Unnamed: 0,article_id,product_tier,make_name,price,first_zip_digit,first_registration_year,created_date,deleted_date,search_views,detail_views,stock_days,ctr
0,350625839,Basic,Mitsubishi,16750,5,2013,24.07.18,24.08.18,3091.0,123.0,30,0.037803299902944
1,354412280,Basic,Mercedes-Benz,35950,4,2015,16.08.18,07.10.18,3283.0,223.0,52,0.06792567773378
2,349572992,Basic,Mercedes-Benz,11950,3,1998,16.07.18,05.09.18,3247.0,265.0,51,0.0816137973514013
3,350266763,Basic,Ford,1750,6,2003,20.07.18,29.10.18,1856.0,26.0,101,0.0140086206896551
4,355688985,Basic,Mercedes-Benz,26500,3,2014,28.08.18,08.09.18,490.0,20.0,12,0.0408163265306122


In [32]:
#load data
X_class, y_class = df.drop(columns=['product_tier']), df['product_tier']
X_reg, y_reg = df.drop(columns=['detail_views']), df['detail_views']

In [37]:
#train test split for classification
X_train_class, X_test_class, y_train_class, y_test_class = train_test_split(
    X_class, y_class, test_size=0.2, random_state=42
)

#train test split for regression
X_train_reg, X_test_reg, y_train_reg, y_test_reg = train_test_split(
    X_reg, y_reg, test_size=0.2, random_state=42
)

In [41]:
#classifier for random forests
rfc = RandomForestClassifier(criterion='gini',n_estimators=150,max_depth=4,n_jobs=-1)
rfc.fit(X_train_class, y_train_class)

y_predict_class = rfc.predict(X_test_class)
print('Random Forest Classification f1: ')
print(f1_score(y_test_class, y_predict_class, average="none"))

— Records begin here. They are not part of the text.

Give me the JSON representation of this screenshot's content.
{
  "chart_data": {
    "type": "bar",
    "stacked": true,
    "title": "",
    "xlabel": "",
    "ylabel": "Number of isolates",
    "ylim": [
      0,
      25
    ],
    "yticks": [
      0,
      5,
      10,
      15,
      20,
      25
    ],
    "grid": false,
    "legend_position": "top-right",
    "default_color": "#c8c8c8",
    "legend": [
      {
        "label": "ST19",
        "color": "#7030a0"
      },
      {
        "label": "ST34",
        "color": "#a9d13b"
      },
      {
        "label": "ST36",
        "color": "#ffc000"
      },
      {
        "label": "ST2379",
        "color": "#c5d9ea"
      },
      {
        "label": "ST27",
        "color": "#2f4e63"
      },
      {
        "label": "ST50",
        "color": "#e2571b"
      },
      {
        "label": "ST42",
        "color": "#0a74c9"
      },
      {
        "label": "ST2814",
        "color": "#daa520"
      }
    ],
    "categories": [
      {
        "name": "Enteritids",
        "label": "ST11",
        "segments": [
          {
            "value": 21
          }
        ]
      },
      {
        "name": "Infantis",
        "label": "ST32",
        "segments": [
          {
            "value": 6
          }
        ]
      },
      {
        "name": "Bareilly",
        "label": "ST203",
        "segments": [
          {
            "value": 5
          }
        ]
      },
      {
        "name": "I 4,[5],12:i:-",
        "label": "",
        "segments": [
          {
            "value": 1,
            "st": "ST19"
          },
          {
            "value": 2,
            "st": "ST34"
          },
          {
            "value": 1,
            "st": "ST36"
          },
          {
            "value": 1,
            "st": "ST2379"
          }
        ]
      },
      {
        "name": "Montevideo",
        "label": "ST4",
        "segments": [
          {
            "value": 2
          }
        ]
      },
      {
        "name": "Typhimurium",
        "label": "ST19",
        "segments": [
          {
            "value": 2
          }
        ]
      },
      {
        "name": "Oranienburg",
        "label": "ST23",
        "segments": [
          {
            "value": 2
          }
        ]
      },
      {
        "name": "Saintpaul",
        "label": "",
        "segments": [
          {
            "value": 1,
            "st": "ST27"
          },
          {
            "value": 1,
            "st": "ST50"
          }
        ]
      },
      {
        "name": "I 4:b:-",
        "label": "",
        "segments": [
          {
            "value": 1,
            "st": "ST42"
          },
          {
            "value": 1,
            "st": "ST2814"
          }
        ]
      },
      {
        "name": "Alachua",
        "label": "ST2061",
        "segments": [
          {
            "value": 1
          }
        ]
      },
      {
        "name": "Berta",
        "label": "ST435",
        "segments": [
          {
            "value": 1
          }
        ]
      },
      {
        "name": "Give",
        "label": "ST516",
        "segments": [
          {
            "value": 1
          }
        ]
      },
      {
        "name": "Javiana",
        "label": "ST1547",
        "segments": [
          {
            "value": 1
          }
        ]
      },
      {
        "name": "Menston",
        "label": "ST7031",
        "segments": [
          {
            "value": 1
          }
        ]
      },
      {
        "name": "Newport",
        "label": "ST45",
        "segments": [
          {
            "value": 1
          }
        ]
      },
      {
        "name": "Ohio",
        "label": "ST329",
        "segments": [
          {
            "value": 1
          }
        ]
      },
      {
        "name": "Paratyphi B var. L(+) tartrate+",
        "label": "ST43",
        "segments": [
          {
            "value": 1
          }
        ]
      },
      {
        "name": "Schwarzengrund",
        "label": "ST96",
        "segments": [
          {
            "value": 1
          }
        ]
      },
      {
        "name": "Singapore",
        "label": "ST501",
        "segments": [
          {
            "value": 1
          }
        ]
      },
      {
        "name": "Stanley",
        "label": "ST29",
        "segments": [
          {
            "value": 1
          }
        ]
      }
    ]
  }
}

#classifier for extra trees
etc = ExtraTreesClassifier(criterion='gini',n_estimators=150,max_depth=4,n_jobs=-1)
etc.fit(X_train_class, y_train_class)

#             #y_predict_class_et = etc.predict(X_test_class)
print('Extra Trees Classification f1: ')
print(f1_score(y_test_class, y_predict_class, average="none"))

ValueError: could not convert string to float: 'Nissan'

In [36]:
#regressor for random forests
rfr = RandomForestRegressor(criterion='gini',n_estimators=150,max_depth=4,n_jobs=-1)
rfr.fit(X_train_class, y_train_class)

y_predict_reg = rfr.predict(X_test_reg)
print(f'Random Forest Regressor MSE: ')
print(mean_squared_error(y_test_r, y_pred_r_et))

#classifier for extra trees
rfc = ExtraTreesRegressor(criterion='gini',n_estimators=150,max_depth=4,n_jobs=-1)
rfc.fit(X_train_class, y_train_class)

print(f'Extra Trees Regressor MSE: ')
print(mean_squared_error(y_test_r, y_pred_r_et))

InvalidParameterError: The 'criterion' parameter of RandomForestRegressor must be a str among {'friedman_mse', 'poisson', 'squared_error', 'absolute_error'}. Got 'gini' instead.